Visitors to Medicine Man, our permanent collection on the first floor, will find this month’s object extremely hard to miss. Dating from 1880–1925, at the time of Henry Wellcome’s near-kleptomania, it’s a wooden carving of a man, complete with a pair of elaborately decorated wings, a top hat, and a very skimpy pair of underpants…
Hailing from the Nicobar Islands, 1300 km southeast of India in the Indian Ocean, this carving is known as a ‘kareau’ figure, or a ‘scare-devil’, and was placed outside houses to protect the inhabitants against malevolent spirits of the dead, which the Nicobarese believed inflicted disease and death upon the living. Carved by a spiritual healer called a ‘menluana’, kareau figures not only incorporate sacred imagery of immense importance to the Nicobarese (in this case the wings, which represent revered spirits) but also embody some of the islanders’ most fundamental fears. In the Second World War, the Nicobar Islands were invaded by the Japanese, and kareau figures dating from this period can often be seen to represent Japanese soldiers, complete with helmets and rifles. The top hat on this earlier kareau figure probably represents the Nicobarese distrust and fear of Europeans: the islands were visited first by the Danish, in the 18th century, and were later sold to the British, and for an isolated island in the middle of the Indian Ocean the top hat perhaps became a symbol of European invasion, attempts to ‘civilise’ the islands and bring them under colonial control.

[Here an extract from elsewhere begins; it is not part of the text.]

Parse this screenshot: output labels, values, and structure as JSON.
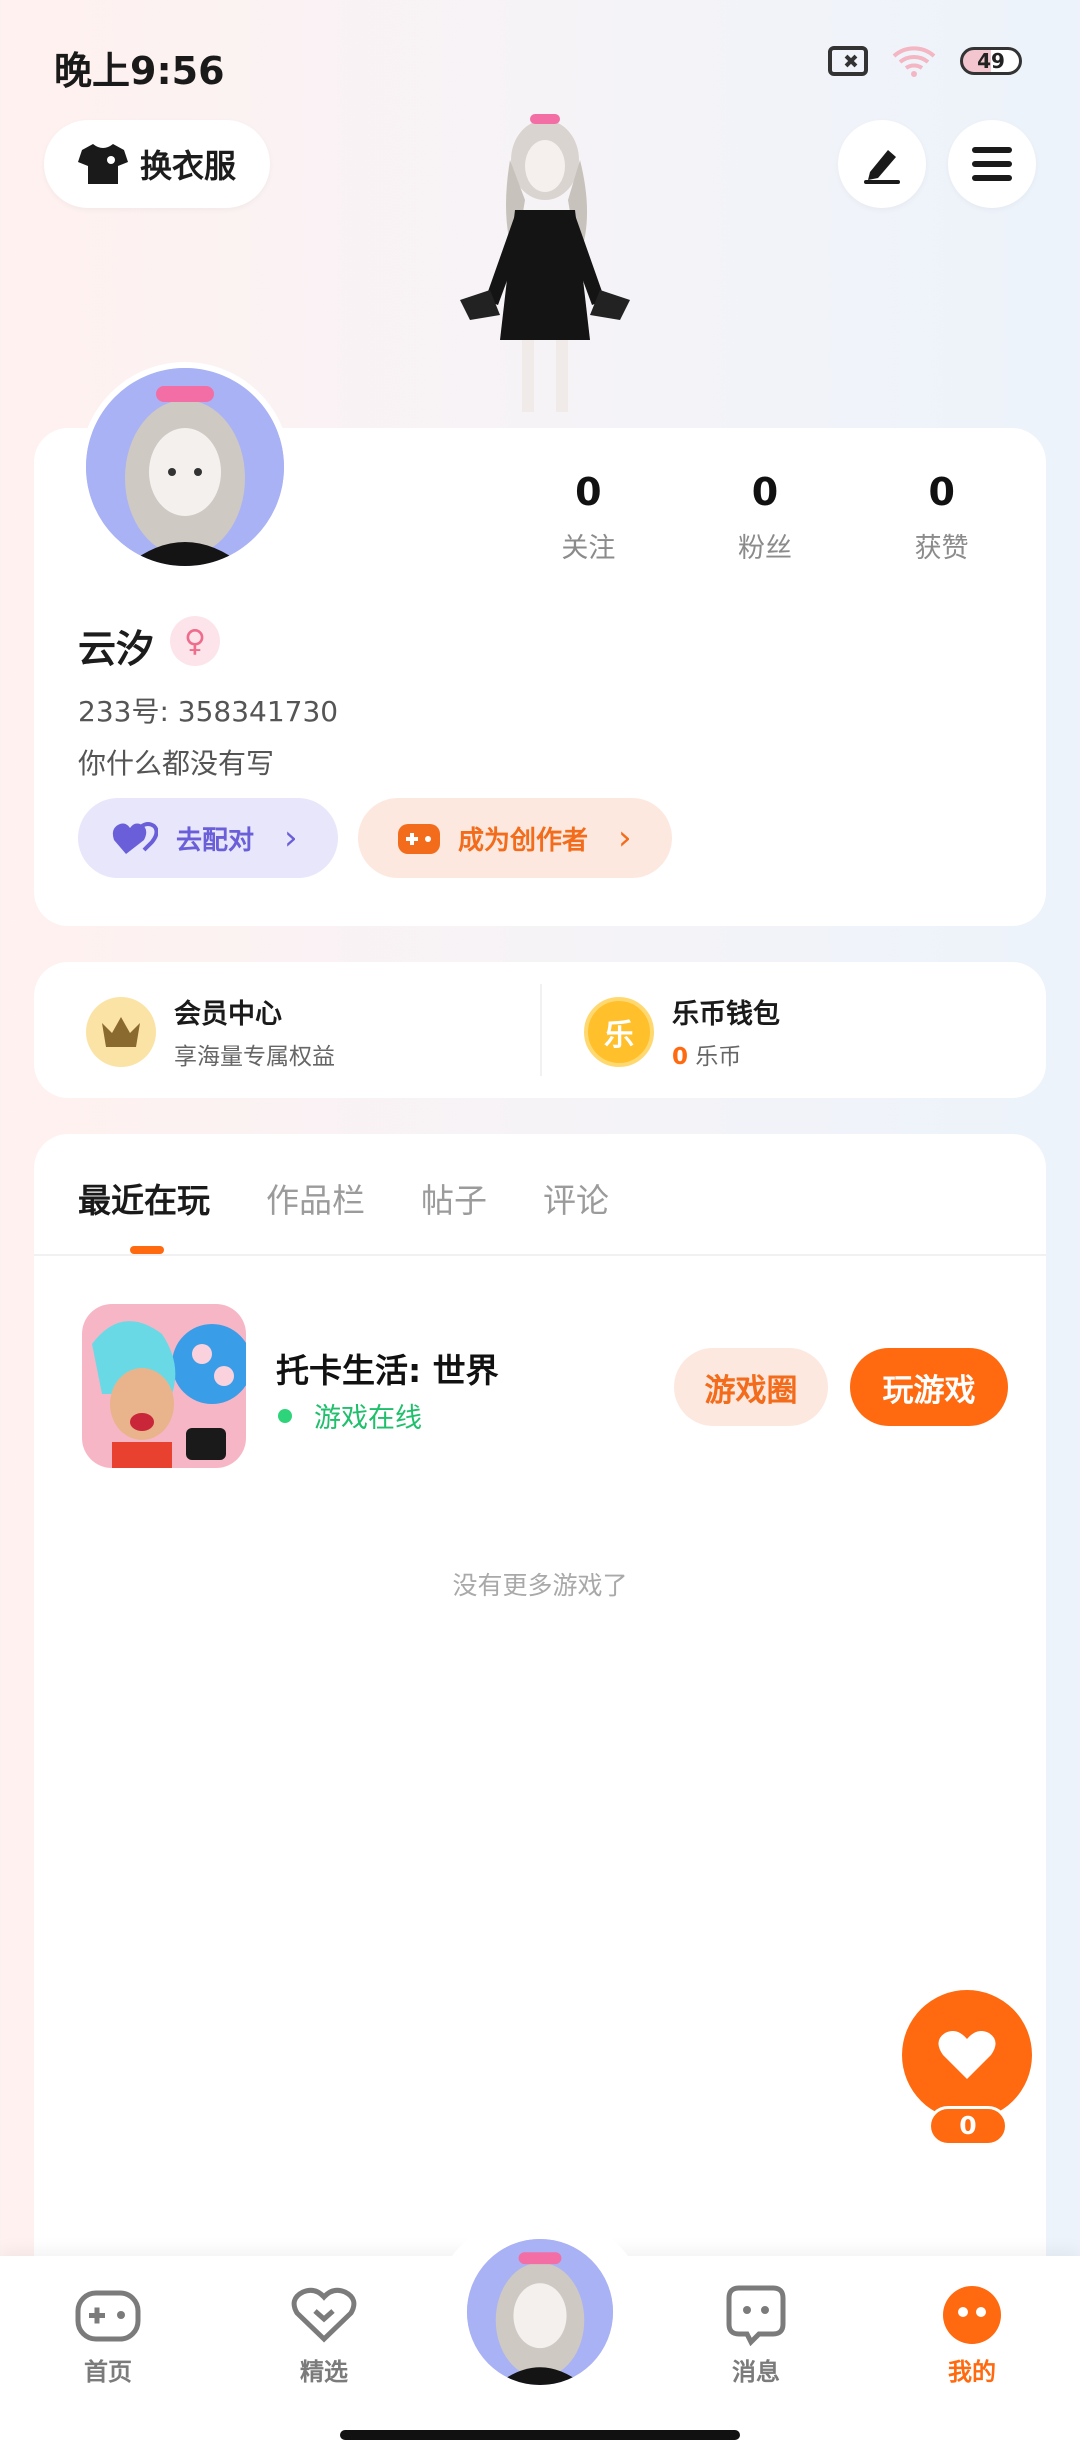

Kareau figures drew upon a form of sympathetic magic (fighting fire with fire) to help fight off the deadly spirits. Kareau figures could often be used as reliquaries to store the bones of dead ancestors, and these bones were thought to have the power to fend off the spirits of the very same ancestors. Figures that stood upright, like this one, represented important heads of families, while others, sat cross-legged, represented important ancestors.
The kareau figure in Wellcome Collection forms one of a increasingly rare and precious stock of Nicobarese artefacts. The Nicobar Islands were at the centre of the Asian tsunami in December 2004 and, being so isolated, were some of the hardest hit and last to be reached by aid workers. 6000 people on the islands are believed to have lost their lives. Much of the Nicobarese’s traditional material culture was destroyed in the disaster and, being a record of time and place, it is a tragic loss of cultural memory. The Nicobar Islands, now under the territorial control of India, are out of bounds to foreigners for conservation reasons, and even Indian citizens need a special permit to visit.